Background: The peculiarities of transverse tubule (T-tubule) morphology and distribution in the atrium-and how they contribute to excitation-contraction coupling-are just beginning to be understood.
Objectives: The objectives of this study were to determine T-tubule density in the intact, live right and left atria in a large animal and to determine intraregional differences in T-tubule organization within each atrium.
Methods: Using confocal microscopy, T-tubules were imaged in both atria in intact, Langendorf-perfused normal dog hearts loaded with di-4-ANEPPS. T-tubules were imaged in large populations of myocytes from the endocardial surface of each atrium. Computerized data analysis was performed using a new MatLab (Mathworks, Natick, MA) routine, AutoTT.
Results: There was a large percentage of myocytes that had no T-tubules in both atria with a higher percentage in the right atrium (25.1%) than in the left atrium (12.5%) (P < .02). The density of transverse and longitudinal T-tubule elements was low in cells that did contain T-tubules, but there were no significant differences in density between the left atrial appendage, the pulmonary vein-posterior left atrium, the right atrial appendage, and the right atrial free wall. In contrast, there were significant differences in sarcomere spacing and cell width between different regions of the atria.

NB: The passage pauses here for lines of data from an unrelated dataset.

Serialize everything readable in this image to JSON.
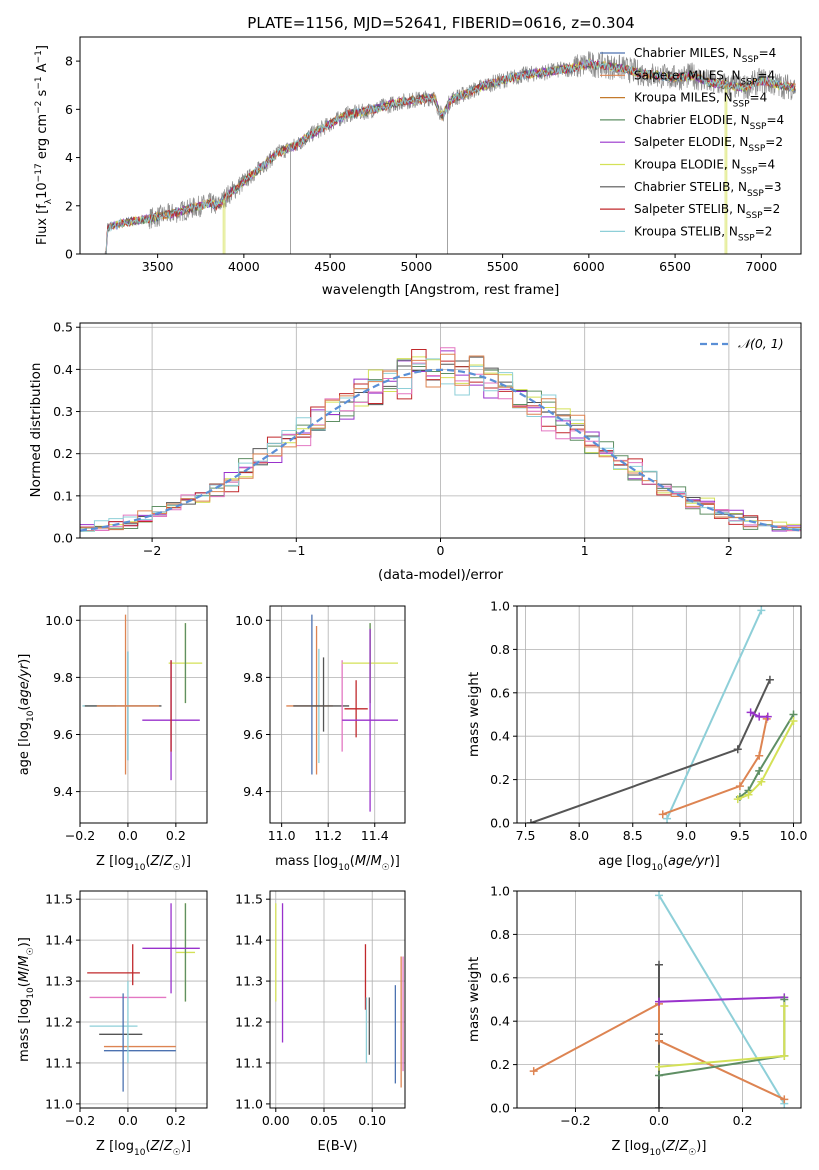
{
  "figure": {
    "title": "PLATE=1156, MJD=52641, FIBERID=0616, z=0.304"
  },
  "colors": {
    "chabrier_miles": "#4c72b0",
    "salpeter_miles": "#dd8452",
    "kroupa_miles": "#c47a2c",
    "chabrier_elodie": "#5f8f64",
    "salpeter_elodie": "#9932cc",
    "kroupa_elodie": "#d4e157",
    "chabrier_stelib": "#555555",
    "salpeter_stelib": "#c0282b",
    "kroupa_stelib": "#8ecfd8",
    "pink": "#e377c2",
    "grey": "#7f7f7f",
    "normal_curve": "#5a8fd6",
    "grid": "#b0b0b0"
  },
  "chart_data": [
    {
      "id": "spectrum",
      "type": "line",
      "xlabel": "wavelength [Angstrom, rest frame]",
      "ylabel": "Flux [f_λ 10^-17 erg cm^-2 s^-1 A^-1]",
      "xlim": [
        3050,
        7230
      ],
      "ylim": [
        0,
        9
      ],
      "xticks": [
        3500,
        4000,
        4500,
        5000,
        5500,
        6000,
        6500,
        7000
      ],
      "yticks": [
        0,
        2,
        4,
        6,
        8
      ],
      "grid": false,
      "legend_placement": "top-right",
      "continuum": {
        "x": [
          3200,
          3210,
          3300,
          3400,
          3500,
          3600,
          3700,
          3800,
          3850,
          3900,
          4000,
          4100,
          4200,
          4300,
          4400,
          4500,
          4600,
          4700,
          4800,
          4900,
          5000,
          5100,
          5150,
          5200,
          5300,
          5400,
          5500,
          5600,
          5700,
          5800,
          5900,
          6000,
          6100,
          6200,
          6300,
          6400,
          6500,
          6600,
          6700,
          6800,
          6900,
          7000,
          7100,
          7200
        ],
        "y": [
          0,
          1.1,
          1.3,
          1.4,
          1.55,
          1.7,
          1.9,
          2.1,
          2.0,
          2.4,
          3.0,
          3.6,
          4.2,
          4.5,
          5.0,
          5.4,
          5.8,
          5.9,
          6.1,
          6.3,
          6.4,
          6.5,
          5.7,
          6.4,
          6.7,
          7.0,
          7.2,
          7.4,
          7.5,
          7.6,
          7.7,
          7.9,
          7.8,
          7.7,
          7.5,
          7.4,
          7.3,
          7.4,
          7.1,
          7.0,
          6.9,
          7.2,
          7.0,
          6.9
        ]
      },
      "series": [
        {
          "name": "Chabrier MILES, N_SSP=4",
          "color_key": "chabrier_miles"
        },
        {
          "name": "Salpeter MILES, N_SSP=4",
          "color_key": "salpeter_miles"
        },
        {
          "name": "Kroupa MILES, N_SSP=4",
          "color_key": "kroupa_miles"
        },
        {
          "name": "Chabrier ELODIE, N_SSP=4",
          "color_key": "chabrier_elodie"
        },
        {
          "name": "Salpeter ELODIE, N_SSP=2",
          "color_key": "salpeter_elodie"
        },
        {
          "name": "Kroupa ELODIE, N_SSP=4",
          "color_key": "kroupa_elodie"
        },
        {
          "name": "Chabrier STELIB, N_SSP=3",
          "color_key": "chabrier_stelib"
        },
        {
          "name": "Salpeter STELIB, N_SSP=2",
          "color_key": "salpeter_stelib"
        },
        {
          "name": "Kroupa STELIB, N_SSP=2",
          "color_key": "kroupa_stelib"
        }
      ]
    },
    {
      "id": "residuals",
      "type": "line",
      "xlabel": "(data-model)/error",
      "ylabel": "Normed distribution",
      "xlim": [
        -2.5,
        2.5
      ],
      "ylim": [
        0,
        0.51
      ],
      "xticks": [
        -2,
        -1,
        0,
        1,
        2
      ],
      "yticks": [
        0.0,
        0.1,
        0.2,
        0.3,
        0.4,
        0.5
      ],
      "grid": true,
      "legend_placement": "top-right",
      "legend_label": "𝒩(0, 1)",
      "bins": {
        "start": -2.5,
        "width": 0.1,
        "count": 50
      },
      "histogram_colors": [
        "kroupa_elodie",
        "chabrier_stelib",
        "salpeter_elodie",
        "chabrier_elodie",
        "salpeter_stelib",
        "pink",
        "kroupa_stelib",
        "salpeter_miles"
      ]
    },
    {
      "id": "age_vs_Z",
      "type": "scatter",
      "xlabel": "Z [log10(Z/Z☉)]",
      "ylabel": "age [log10(age/yr)]",
      "xlim": [
        -0.2,
        0.33
      ],
      "ylim": [
        9.29,
        10.05
      ],
      "xticks": [
        -0.2,
        0.0,
        0.2
      ],
      "yticks": [
        9.4,
        9.6,
        9.8,
        10.0
      ],
      "grid": true,
      "points": [
        {
          "x": -0.12,
          "y": 9.7,
          "xerr": 0.07,
          "yerr": 0,
          "color_key": "kroupa_stelib"
        },
        {
          "x": -0.02,
          "y": 9.7,
          "xerr": 0.16,
          "yerr": 0,
          "color_key": "chabrier_stelib"
        },
        {
          "x": 0.0,
          "y": 9.7,
          "xerr": 0.0,
          "yerr": 0.19,
          "color_key": "chabrier_miles"
        },
        {
          "x": 0.0,
          "y": 9.7,
          "xerr": 0.0,
          "yerr": 0.19,
          "color_key": "kroupa_stelib"
        },
        {
          "x": -0.01,
          "y": 9.74,
          "xerr": 0.0,
          "yerr": 0.28,
          "color_key": "salpeter_miles"
        },
        {
          "x": 0.0,
          "y": 9.7,
          "xerr": 0.13,
          "yerr": 0,
          "color_key": "salpeter_miles"
        },
        {
          "x": 0.24,
          "y": 9.85,
          "xerr": 0.07,
          "yerr": 0.14,
          "color_key": "kroupa_elodie"
        },
        {
          "x": 0.24,
          "y": 9.85,
          "xerr": 0.0,
          "yerr": 0.14,
          "color_key": "chabrier_elodie"
        },
        {
          "x": 0.18,
          "y": 9.65,
          "xerr": 0.12,
          "yerr": 0.21,
          "color_key": "salpeter_elodie"
        },
        {
          "x": 0.18,
          "y": 9.7,
          "xerr": 0.0,
          "yerr": 0.16,
          "color_key": "salpeter_stelib"
        }
      ]
    },
    {
      "id": "age_vs_mass",
      "type": "scatter",
      "xlabel": "mass [log10(M/M☉)]",
      "ylabel": "",
      "xlim": [
        10.95,
        11.53
      ],
      "ylim": [
        9.29,
        10.05
      ],
      "xticks": [
        11.0,
        11.2,
        11.4
      ],
      "yticks": [
        9.4,
        9.6,
        9.8,
        10.0
      ],
      "grid": true,
      "points": [
        {
          "x": 11.12,
          "y": 9.7,
          "xerr": 0.1,
          "yerr": 0,
          "color_key": "salpeter_miles"
        },
        {
          "x": 11.13,
          "y": 9.74,
          "xerr": 0.0,
          "yerr": 0.28,
          "color_key": "chabrier_miles"
        },
        {
          "x": 11.15,
          "y": 9.72,
          "xerr": 0.0,
          "yerr": 0.26,
          "color_key": "salpeter_miles"
        },
        {
          "x": 11.16,
          "y": 9.7,
          "xerr": 0.0,
          "yerr": 0.2,
          "color_key": "kroupa_stelib"
        },
        {
          "x": 11.17,
          "y": 9.7,
          "xerr": 0.12,
          "yerr": 0.0,
          "color_key": "chabrier_stelib"
        },
        {
          "x": 11.18,
          "y": 9.74,
          "xerr": 0.0,
          "yerr": 0.13,
          "color_key": "chabrier_stelib"
        },
        {
          "x": 11.26,
          "y": 9.7,
          "xerr": 0.0,
          "yerr": 0.16,
          "color_key": "pink"
        },
        {
          "x": 11.32,
          "y": 9.69,
          "xerr": 0.05,
          "yerr": 0.1,
          "color_key": "salpeter_stelib"
        },
        {
          "x": 11.38,
          "y": 9.85,
          "xerr": 0.12,
          "yerr": 0.14,
          "color_key": "kroupa_elodie"
        },
        {
          "x": 11.38,
          "y": 9.85,
          "xerr": 0.0,
          "yerr": 0.14,
          "color_key": "chabrier_elodie"
        },
        {
          "x": 11.38,
          "y": 9.65,
          "xerr": 0.12,
          "yerr": 0.32,
          "color_key": "salpeter_elodie"
        }
      ]
    },
    {
      "id": "weight_vs_age",
      "type": "line",
      "xlabel": "age [log10(age/yr)]",
      "ylabel": "mass weight",
      "xlim": [
        7.42,
        10.07
      ],
      "ylim": [
        0,
        1
      ],
      "xticks": [
        7.5,
        8.0,
        8.5,
        9.0,
        9.5,
        10.0
      ],
      "yticks": [
        0.0,
        0.2,
        0.4,
        0.6,
        0.8,
        1.0
      ],
      "grid": true,
      "series": [
        {
          "color_key": "kroupa_stelib",
          "x": [
            8.82,
            9.7
          ],
          "y": [
            0.02,
            0.98
          ]
        },
        {
          "color_key": "chabrier_stelib",
          "x": [
            7.55,
            9.48,
            9.78
          ],
          "y": [
            0.0,
            0.34,
            0.66
          ]
        },
        {
          "color_key": "salpeter_miles",
          "x": [
            8.78,
            9.5,
            9.68,
            9.75
          ],
          "y": [
            0.04,
            0.17,
            0.31,
            0.48
          ]
        },
        {
          "color_key": "salpeter_elodie",
          "x": [
            9.6,
            9.68,
            9.76
          ],
          "y": [
            0.51,
            0.49,
            0.49
          ]
        },
        {
          "color_key": "chabrier_elodie",
          "x": [
            9.5,
            9.58,
            9.68,
            10.0
          ],
          "y": [
            0.12,
            0.15,
            0.24,
            0.5
          ]
        },
        {
          "color_key": "kroupa_elodie",
          "x": [
            9.48,
            9.58,
            9.7,
            10.0
          ],
          "y": [
            0.11,
            0.13,
            0.19,
            0.47
          ]
        }
      ]
    },
    {
      "id": "mass_vs_Z",
      "type": "scatter",
      "xlabel": "Z [log10(Z/Z☉)]",
      "ylabel": "mass [log10(M/M☉)]",
      "xlim": [
        -0.2,
        0.33
      ],
      "ylim": [
        10.99,
        11.52
      ],
      "xticks": [
        -0.2,
        0.0,
        0.2
      ],
      "yticks": [
        11.0,
        11.1,
        11.2,
        11.3,
        11.4,
        11.5
      ],
      "grid": true,
      "points": [
        {
          "x": -0.06,
          "y": 11.32,
          "xerr": 0.11,
          "yerr": 0,
          "color_key": "salpeter_stelib"
        },
        {
          "x": 0.0,
          "y": 11.26,
          "xerr": 0.16,
          "yerr": 0,
          "color_key": "pink"
        },
        {
          "x": -0.06,
          "y": 11.19,
          "xerr": 0.1,
          "yerr": 0,
          "color_key": "kroupa_stelib"
        },
        {
          "x": -0.03,
          "y": 11.17,
          "xerr": 0.09,
          "yerr": 0,
          "color_key": "chabrier_stelib"
        },
        {
          "x": 0.05,
          "y": 11.14,
          "xerr": 0.15,
          "yerr": 0,
          "color_key": "salpeter_miles"
        },
        {
          "x": 0.05,
          "y": 11.13,
          "xerr": 0.15,
          "yerr": 0,
          "color_key": "chabrier_miles"
        },
        {
          "x": -0.02,
          "y": 11.15,
          "xerr": 0.0,
          "yerr": 0.12,
          "color_key": "chabrier_miles"
        },
        {
          "x": 0.0,
          "y": 11.2,
          "xerr": 0.0,
          "yerr": 0.1,
          "color_key": "kroupa_stelib"
        },
        {
          "x": 0.02,
          "y": 11.34,
          "xerr": 0.0,
          "yerr": 0.05,
          "color_key": "salpeter_stelib"
        },
        {
          "x": 0.24,
          "y": 11.37,
          "xerr": 0.04,
          "yerr": 0.12,
          "color_key": "kroupa_elodie"
        },
        {
          "x": 0.24,
          "y": 11.37,
          "xerr": 0.0,
          "yerr": 0.12,
          "color_key": "chabrier_elodie"
        },
        {
          "x": 0.18,
          "y": 11.38,
          "xerr": 0.12,
          "yerr": 0.11,
          "color_key": "salpeter_elodie"
        }
      ]
    },
    {
      "id": "mass_vs_ebv",
      "type": "scatter",
      "xlabel": "E(B-V)",
      "ylabel": "",
      "xlim": [
        -0.006,
        0.134
      ],
      "ylim": [
        10.99,
        11.52
      ],
      "xticks": [
        0.0,
        0.05,
        0.1
      ],
      "yticks": [
        11.0,
        11.1,
        11.2,
        11.3,
        11.4,
        11.5
      ],
      "grid": true,
      "points": [
        {
          "x": 0.0,
          "y": 11.37,
          "xerr": 0,
          "yerr": 0.12,
          "color_key": "kroupa_elodie"
        },
        {
          "x": 0.007,
          "y": 11.32,
          "xerr": 0,
          "yerr": 0.17,
          "color_key": "salpeter_elodie"
        },
        {
          "x": 0.093,
          "y": 11.31,
          "xerr": 0,
          "yerr": 0.08,
          "color_key": "salpeter_stelib"
        },
        {
          "x": 0.094,
          "y": 11.18,
          "xerr": 0,
          "yerr": 0.08,
          "color_key": "kroupa_stelib"
        },
        {
          "x": 0.097,
          "y": 11.19,
          "xerr": 0,
          "yerr": 0.07,
          "color_key": "chabrier_stelib"
        },
        {
          "x": 0.124,
          "y": 11.17,
          "xerr": 0,
          "yerr": 0.12,
          "color_key": "chabrier_miles"
        },
        {
          "x": 0.13,
          "y": 11.2,
          "xerr": 0,
          "yerr": 0.16,
          "color_key": "salpeter_miles"
        },
        {
          "x": 0.132,
          "y": 11.22,
          "xerr": 0,
          "yerr": 0.14,
          "color_key": "pink"
        }
      ]
    },
    {
      "id": "weight_vs_Z",
      "type": "line",
      "xlabel": "Z [log10(Z/Z☉)]",
      "ylabel": "mass weight",
      "xlim": [
        -0.34,
        0.34
      ],
      "ylim": [
        0,
        1
      ],
      "xticks": [
        -0.2,
        0.0,
        0.2
      ],
      "yticks": [
        0.0,
        0.2,
        0.4,
        0.6,
        0.8,
        1.0
      ],
      "grid": true,
      "series": [
        {
          "color_key": "kroupa_stelib",
          "x": [
            0.0,
            0.3
          ],
          "y": [
            0.98,
            0.02
          ]
        },
        {
          "color_key": "chabrier_stelib",
          "x": [
            0.0,
            0.0,
            0.0
          ],
          "y": [
            0.0,
            0.34,
            0.66
          ]
        },
        {
          "color_key": "salpeter_miles",
          "x": [
            -0.3,
            0.0,
            0.0,
            0.3
          ],
          "y": [
            0.17,
            0.48,
            0.31,
            0.04
          ]
        },
        {
          "color_key": "salpeter_elodie",
          "x": [
            0.0,
            0.3
          ],
          "y": [
            0.49,
            0.51
          ]
        },
        {
          "color_key": "chabrier_elodie",
          "x": [
            0.0,
            0.3,
            0.3
          ],
          "y": [
            0.15,
            0.24,
            0.5
          ]
        },
        {
          "color_key": "kroupa_elodie",
          "x": [
            0.0,
            0.3,
            0.3
          ],
          "y": [
            0.19,
            0.24,
            0.47
          ]
        }
      ]
    }
  ]
}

Conclusion: There is a sparse T-tubule network in atrial myocytes throughout both dog atria, with significant numbers of myocytes in both atria-the right atrium more so than the left atrium-having no T-tubules at all. These regional differences in T-tubule distribution, along with differences in cell width and sarcomere spacing, may have implications for the emergence of substrate for atrial fibrillation.
Keywords: Atrium; Left atrial appendage; Posterior left atrium; T-tubules.